Great post and I highly recommend it! 🙂 You may walk away but always come back, identify what it is your feeling, articulate it, and negotiate. It’s a partnership, not a dictatorship.
Jen B
The Harwood Group – Tinnitus, Chronic Illness, Fears, and Anxiety
Make Money Gods Way says
April 7, 2010 at 7:33 PMGreat article April. You have such great insight into relationships that is is no wonder that you stay so busy helping people. They are so lucky to have you in their corner.
Tim Van Milligan, helping you Make Money Online, God’s Way!
Mark says
April 8, 2010 at 5:32 PMWhen my wife and I were going through our pre-marriage course, our pastor asked me to describe a disagreement my parents recently had… he then asked the same of my soon-to-be wife… he explained we would automatically mimic the behavior patterns we had the most exposure to unless we actively learn new patterns in order to gain a new perspective! That advice revolutionized our communication, realizing communication is an organic skill! Great points! How do you think gender plays are role in effective communication of emotions… most guys I know really struggle to talk about “feelings”… Why do you think that is?
Mark
Direct Selling Advice, Tips, Skills & Techniques
Rizal says
April 8, 2010 at 10:53 PMNo doubt, no relationship will survive without good communication. And only communication can bridge all the differences between the two parties involved in in the relationship.

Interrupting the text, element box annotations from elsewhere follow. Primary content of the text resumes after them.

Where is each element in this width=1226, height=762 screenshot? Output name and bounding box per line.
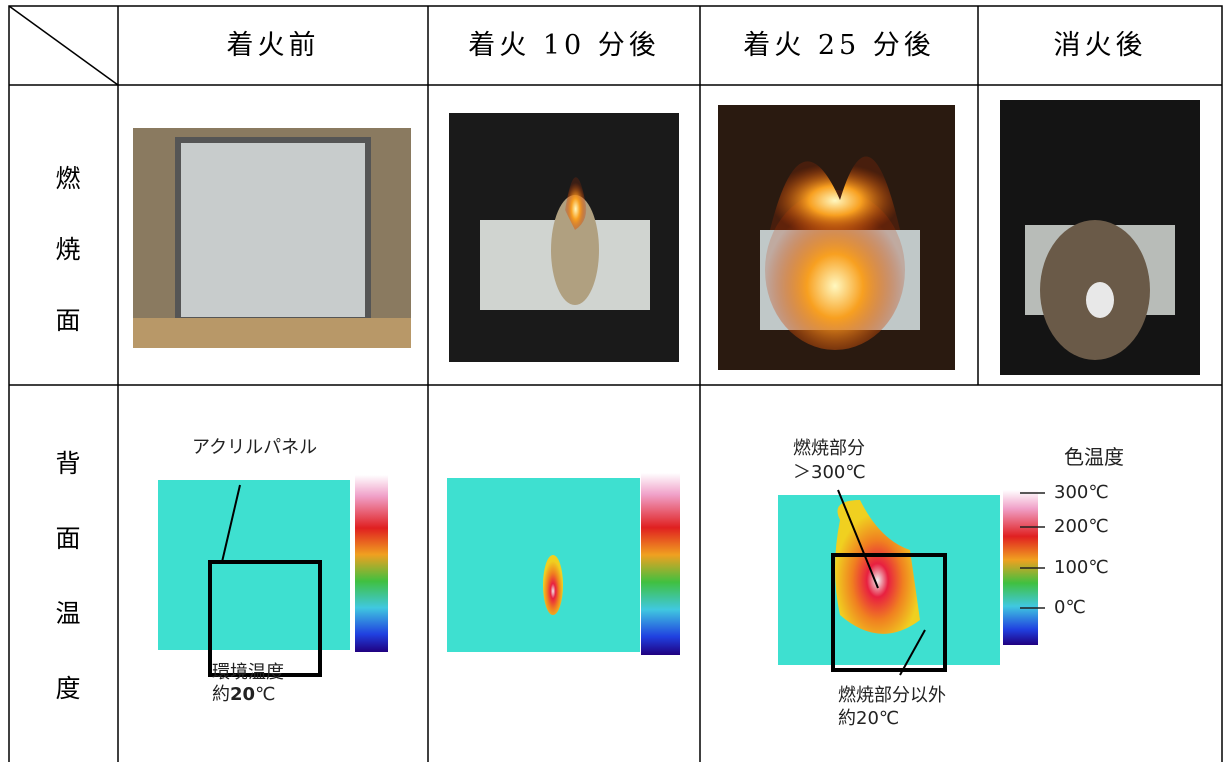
scale-label: 300℃ xyxy=(1054,482,1109,503)
annotation: 色温度 xyxy=(1064,445,1124,469)
annotation: ＞300℃ xyxy=(793,462,866,483)
header-cell: 着火前 xyxy=(226,30,320,61)
annotation: 燃焼部分以外 xyxy=(838,685,946,706)
text: 約 xyxy=(212,684,230,705)
annotation: 環境温度 xyxy=(212,662,284,683)
row-label: 燃焼面 xyxy=(52,165,81,378)
header-cell: 消火後 xyxy=(1053,30,1147,61)
annotation: 約20℃ xyxy=(838,708,900,729)
scale-label: 100℃ xyxy=(1054,557,1109,578)
annotation: 約20℃ xyxy=(212,684,275,706)
thermal-images xyxy=(158,473,1045,677)
text: ℃ xyxy=(255,684,276,705)
photos xyxy=(133,100,1200,375)
header-cell: 着火 10 分後 xyxy=(468,30,660,61)
row-label: 背面温度 xyxy=(52,450,81,750)
header-cell: 着火 25 分後 xyxy=(743,30,935,61)
annotation: 燃焼部分 xyxy=(793,438,865,459)
scale-label: 0℃ xyxy=(1054,597,1086,618)
annotation: アクリルパネル xyxy=(192,437,318,458)
table-grid xyxy=(8,5,1223,762)
scale-label: 200℃ xyxy=(1054,516,1109,537)
text: 20 xyxy=(230,684,256,705)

Thank you for a great article.
Rizal
Eileen O'Neill says
April 9, 2010 at 4:24 AMGreat post! But it would seem to be natural that communications would come out on top! If we can’t acknowledge our feelings and those of our significant other, if we can’t talk to each other about these really personal things – well, I don’t see how any true relationship will ever be able to survive the storms of life.
Eileen
Dennis Miedema says
April 10, 2010 at 9:58 AMI totally agree: communication skills reign supreme… and oh yeah… that goes for the ENTIRE dating game, not just for relationships. 😉
To More Success,
Dennis Miedema
Shane Kester says
April 10, 2010 at 12:23 PMMy wife says that we agree, communication is key.
Shane Kester
Hui Hui says
April 11, 2010 at 6:41 AMCommunication is definitely the most important thing in a relationship.Great advice!
Hui Hui
http://chiahuihui.com/
Mary says
April 12, 2010 at 11:00 PMHi April, nice dating tips post. thanks. 🙂
Melissa Walker says
March 24, 2011 at 8:18 AMExcellent reminder, April, that singles of all ages need to practice relationship skills.
Bernice says
March 24, 2011 at 8:58 PMYeah certainly working on relationship skills and getting off the text messaging to actually talk sounds like a good idea.
Josh says
March 27, 2011 at 11:40 AMHey, fantastic post. This is a good skill to develop so you can avoid divorcing later in life if at all possible.